Since becoming a parent, I feel that I am practicing every day, and when I am upset, I am even more tormented.
Will a voice unconsciously emerge in the heart complaining that the child can't do anything when he delays himself?
But is that really the case?
In fact, the child is what you want, when he is still in his mother's belly, every day he hopes that she can land safely and thrive.
When the child smiles at you every time, every time he says something childish, every time he wants to make you cry, your heart is so gentle and loving, but why is it that when the child makes trouble and wants you to play with you more, he is annoyed.
The reason is that the reason is that their own mentality is that their own non-acceptance of the status quo has caused inner rejection and annoyance.
So how to solve it? Set a few small goals.
No complaints.
I have done this okay, so many years have not complained much, yesterday there was, so out of this article, the purpose is to share, the second is to warn themselves.
When my sister wants to complain, she can do it in a different way:
Just be honest about your feelings and needs.
For example: I see shredded paper on the ground, and my psychological feelings are blocked, which is not good.
The couch is so messy, I need you to clean up with me.
Also, if you love to complain, I recommend that you check out the book "The World Without Complaining".
I am the beneficiary, so I have the say.
The range of motion should be small.
Sometimes in order to save trouble, figure fast, figure lazy, will directly use "throw", "kick" and "fall" action, which is very bad.
My family has this problem, it really affects the children.
The voice is small.
If you can go to the front to communicate, don't shout in the air.
While you can hear it upstairs and downstairs, the child learns a rude mode of communication.
Pit not pit ~
Be graceful every time you turn.
When parents are angry, the child's little heart is very brittle and sensitive.
For you, unhappily turning around and ignoring your child may be a small reaction, but what your child feels is indifference, oppression, isolation, and abandonment.
Hurtful and sad, the gains outweigh the losses.
Can not turn around and stay still, let the child's subconscious understand a little "how he is how his parents love him",
Problems encountered are resolved maturely.
The reaction mentioned above is actually one of the manifestations of immaturity.

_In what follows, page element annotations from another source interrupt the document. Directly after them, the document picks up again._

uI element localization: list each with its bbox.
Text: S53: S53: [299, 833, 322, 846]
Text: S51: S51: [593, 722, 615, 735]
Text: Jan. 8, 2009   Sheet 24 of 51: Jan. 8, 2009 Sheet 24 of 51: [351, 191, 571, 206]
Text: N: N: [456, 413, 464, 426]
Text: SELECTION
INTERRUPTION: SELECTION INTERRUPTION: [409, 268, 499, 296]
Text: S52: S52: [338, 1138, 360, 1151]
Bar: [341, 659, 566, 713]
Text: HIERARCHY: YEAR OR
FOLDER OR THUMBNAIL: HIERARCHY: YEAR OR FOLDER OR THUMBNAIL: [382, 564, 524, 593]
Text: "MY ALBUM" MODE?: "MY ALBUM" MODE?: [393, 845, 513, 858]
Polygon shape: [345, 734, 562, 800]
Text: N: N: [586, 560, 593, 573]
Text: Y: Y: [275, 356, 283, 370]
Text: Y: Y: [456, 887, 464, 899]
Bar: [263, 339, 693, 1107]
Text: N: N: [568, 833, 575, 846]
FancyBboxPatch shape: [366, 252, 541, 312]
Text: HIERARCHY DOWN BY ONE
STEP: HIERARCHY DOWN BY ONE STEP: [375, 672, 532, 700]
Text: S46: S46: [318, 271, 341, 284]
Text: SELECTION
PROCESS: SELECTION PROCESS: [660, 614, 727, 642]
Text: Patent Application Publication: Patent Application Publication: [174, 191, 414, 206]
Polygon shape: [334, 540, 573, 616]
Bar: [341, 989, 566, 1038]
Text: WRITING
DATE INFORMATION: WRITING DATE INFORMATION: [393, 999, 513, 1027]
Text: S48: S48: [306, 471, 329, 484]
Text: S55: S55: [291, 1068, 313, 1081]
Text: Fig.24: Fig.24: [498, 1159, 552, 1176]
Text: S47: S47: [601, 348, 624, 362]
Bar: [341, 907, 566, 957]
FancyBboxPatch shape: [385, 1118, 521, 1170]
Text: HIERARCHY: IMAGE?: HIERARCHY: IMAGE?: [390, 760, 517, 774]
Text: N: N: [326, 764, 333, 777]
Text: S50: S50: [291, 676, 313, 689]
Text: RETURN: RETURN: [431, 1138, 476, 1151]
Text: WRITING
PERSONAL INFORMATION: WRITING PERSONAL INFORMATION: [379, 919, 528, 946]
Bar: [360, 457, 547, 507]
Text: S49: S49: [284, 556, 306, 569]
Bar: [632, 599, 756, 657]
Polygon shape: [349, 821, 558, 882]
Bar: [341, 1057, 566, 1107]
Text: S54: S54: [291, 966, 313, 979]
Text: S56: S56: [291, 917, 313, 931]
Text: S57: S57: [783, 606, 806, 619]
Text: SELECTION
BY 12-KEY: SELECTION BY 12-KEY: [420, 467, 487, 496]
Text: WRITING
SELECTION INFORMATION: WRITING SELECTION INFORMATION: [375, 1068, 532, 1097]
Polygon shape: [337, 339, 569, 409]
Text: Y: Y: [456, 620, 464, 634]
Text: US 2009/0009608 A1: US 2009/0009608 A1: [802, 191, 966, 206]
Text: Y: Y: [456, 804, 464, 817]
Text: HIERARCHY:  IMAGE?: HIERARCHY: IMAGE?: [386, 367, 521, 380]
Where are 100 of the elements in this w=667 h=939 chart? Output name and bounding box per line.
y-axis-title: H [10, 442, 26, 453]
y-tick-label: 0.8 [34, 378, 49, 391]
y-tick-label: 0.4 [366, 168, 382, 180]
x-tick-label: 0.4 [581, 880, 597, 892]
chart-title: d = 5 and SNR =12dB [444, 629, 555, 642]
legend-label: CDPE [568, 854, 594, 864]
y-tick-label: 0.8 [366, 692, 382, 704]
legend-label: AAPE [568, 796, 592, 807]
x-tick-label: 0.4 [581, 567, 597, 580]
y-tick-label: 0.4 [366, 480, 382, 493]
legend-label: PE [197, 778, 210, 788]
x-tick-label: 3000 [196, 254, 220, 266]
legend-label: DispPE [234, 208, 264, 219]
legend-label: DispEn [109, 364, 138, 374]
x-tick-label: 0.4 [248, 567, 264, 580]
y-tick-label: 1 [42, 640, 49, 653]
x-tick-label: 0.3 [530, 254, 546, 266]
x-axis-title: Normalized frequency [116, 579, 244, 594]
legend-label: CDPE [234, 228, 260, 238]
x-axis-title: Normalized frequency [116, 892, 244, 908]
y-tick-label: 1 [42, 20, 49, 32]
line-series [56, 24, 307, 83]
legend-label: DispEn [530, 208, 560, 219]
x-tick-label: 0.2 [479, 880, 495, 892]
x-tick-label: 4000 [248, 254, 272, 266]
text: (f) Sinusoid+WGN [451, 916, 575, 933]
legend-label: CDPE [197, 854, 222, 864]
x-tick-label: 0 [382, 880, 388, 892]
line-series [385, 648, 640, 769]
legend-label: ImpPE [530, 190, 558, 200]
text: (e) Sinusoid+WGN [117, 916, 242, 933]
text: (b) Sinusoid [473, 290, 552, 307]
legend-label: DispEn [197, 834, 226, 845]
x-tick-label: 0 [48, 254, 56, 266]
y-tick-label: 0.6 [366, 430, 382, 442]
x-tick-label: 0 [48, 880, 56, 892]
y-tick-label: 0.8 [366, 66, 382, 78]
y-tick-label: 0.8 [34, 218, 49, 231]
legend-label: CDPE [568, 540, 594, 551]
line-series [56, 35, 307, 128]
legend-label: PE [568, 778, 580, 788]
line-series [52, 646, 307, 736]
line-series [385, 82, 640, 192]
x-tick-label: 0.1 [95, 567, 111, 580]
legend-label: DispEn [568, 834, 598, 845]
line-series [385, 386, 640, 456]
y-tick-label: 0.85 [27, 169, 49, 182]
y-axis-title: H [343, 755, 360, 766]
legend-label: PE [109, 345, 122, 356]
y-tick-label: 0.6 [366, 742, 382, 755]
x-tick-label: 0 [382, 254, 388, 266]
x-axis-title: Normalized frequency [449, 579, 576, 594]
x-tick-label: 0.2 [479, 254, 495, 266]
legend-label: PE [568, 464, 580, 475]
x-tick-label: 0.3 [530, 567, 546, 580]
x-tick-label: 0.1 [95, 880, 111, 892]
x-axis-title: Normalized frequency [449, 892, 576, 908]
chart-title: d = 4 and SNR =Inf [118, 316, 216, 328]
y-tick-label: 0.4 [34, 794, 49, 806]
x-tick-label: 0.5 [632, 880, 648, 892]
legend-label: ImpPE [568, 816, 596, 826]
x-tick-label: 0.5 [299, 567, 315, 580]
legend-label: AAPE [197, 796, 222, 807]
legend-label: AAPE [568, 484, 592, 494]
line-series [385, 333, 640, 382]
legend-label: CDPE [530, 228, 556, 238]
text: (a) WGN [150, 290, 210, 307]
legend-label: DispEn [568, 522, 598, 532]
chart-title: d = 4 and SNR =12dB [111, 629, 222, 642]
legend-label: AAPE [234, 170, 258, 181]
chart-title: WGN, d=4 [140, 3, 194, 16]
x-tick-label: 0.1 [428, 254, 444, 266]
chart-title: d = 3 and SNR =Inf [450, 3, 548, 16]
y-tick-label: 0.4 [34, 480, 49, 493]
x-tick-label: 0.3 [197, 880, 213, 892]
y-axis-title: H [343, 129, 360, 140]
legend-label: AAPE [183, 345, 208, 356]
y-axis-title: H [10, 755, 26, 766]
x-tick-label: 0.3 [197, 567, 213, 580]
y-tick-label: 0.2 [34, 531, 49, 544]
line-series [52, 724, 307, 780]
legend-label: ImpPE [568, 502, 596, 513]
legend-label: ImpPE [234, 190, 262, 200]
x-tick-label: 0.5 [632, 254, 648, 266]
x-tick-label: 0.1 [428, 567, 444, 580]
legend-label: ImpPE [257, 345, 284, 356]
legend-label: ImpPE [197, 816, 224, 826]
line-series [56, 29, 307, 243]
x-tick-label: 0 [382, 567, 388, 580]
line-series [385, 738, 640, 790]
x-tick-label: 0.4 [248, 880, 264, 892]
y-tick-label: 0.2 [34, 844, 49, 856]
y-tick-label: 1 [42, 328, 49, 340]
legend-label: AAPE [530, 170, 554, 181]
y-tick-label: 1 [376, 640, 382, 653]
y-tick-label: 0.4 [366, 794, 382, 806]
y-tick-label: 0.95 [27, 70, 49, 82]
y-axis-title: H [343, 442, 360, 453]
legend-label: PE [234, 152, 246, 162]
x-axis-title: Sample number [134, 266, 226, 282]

When we solve the problem, it is also the process of proofing the child.
Encountering problems is very troublesome, but if you can use this to cultivate children's problem-solving ability and good habits, then parents are wise parents.
Crouch down, crouch down, squat down.
How to do temperature and love, first of all, we must respect the child.
How can you do it with respect?
Start by lowering your body, first crouch down and look up at your child (instead of standing tall and asking your child to look up).
Shut up and stop the suffering.
People have seven passions and six desires, and their parents are not gods who are flesh and blood people, and it is inevitable that there will be times when they are not in a good state. At this time, when the child makes a fuss and does something unpleasant, it is easy to provoke himself.
What to do?
I thought of a trick for myself:
If you can't open your mouth calmly, keep your mouth shut, this process will be quite painful, because here is the influence of your original family on your own deep bone marrow, it is against your original intention, against your original "human nature", and compete with yourself.
But there is no trick, in order for the child to be able to get rid of this sea of suffering (if you can't do it, the child will continue the influence of your original family on him, either you are bitter, or the child is bitter, which one you choose), I have to shut up the suffering.
The thing to pay attention to is that the suffering of shutting up is itself a practice, and it will be painful at the beginning, but after the bottleneck period and the breakthrough, it will not feel like a suffering, and you and your children will be liberated and free.
Regardless of the child.
A child is born free, so why bother with him?
Tube is not love, it is interference.
Think about it in a different way, you are stared at for 24 hours, this can't be done, that can't be seen, it's not right to do this, it's not good to do that, can you stand it?
So why can the child bear it, he is still just a young child.
So what to do?
The accurate idea is to guide, assist and cooperate.
If the child's behavior is not in the right direction, we can guide him to find the right direction.
If your child is going to do something he can't do yet, we can help him do it.
If you want to point fingers at your child, we can lead him to do it together, which is called cooperation.
In short, you can't let the child feel oppressed, and it is not right to threaten and induce.
Confiscated confiscation deep breath.
It's a good habit to help yourself stay calm.
It's also good for the body, so let's do it now
I am Jian Shuxin, love children, love life, love writing, pay attention to me, we empower together.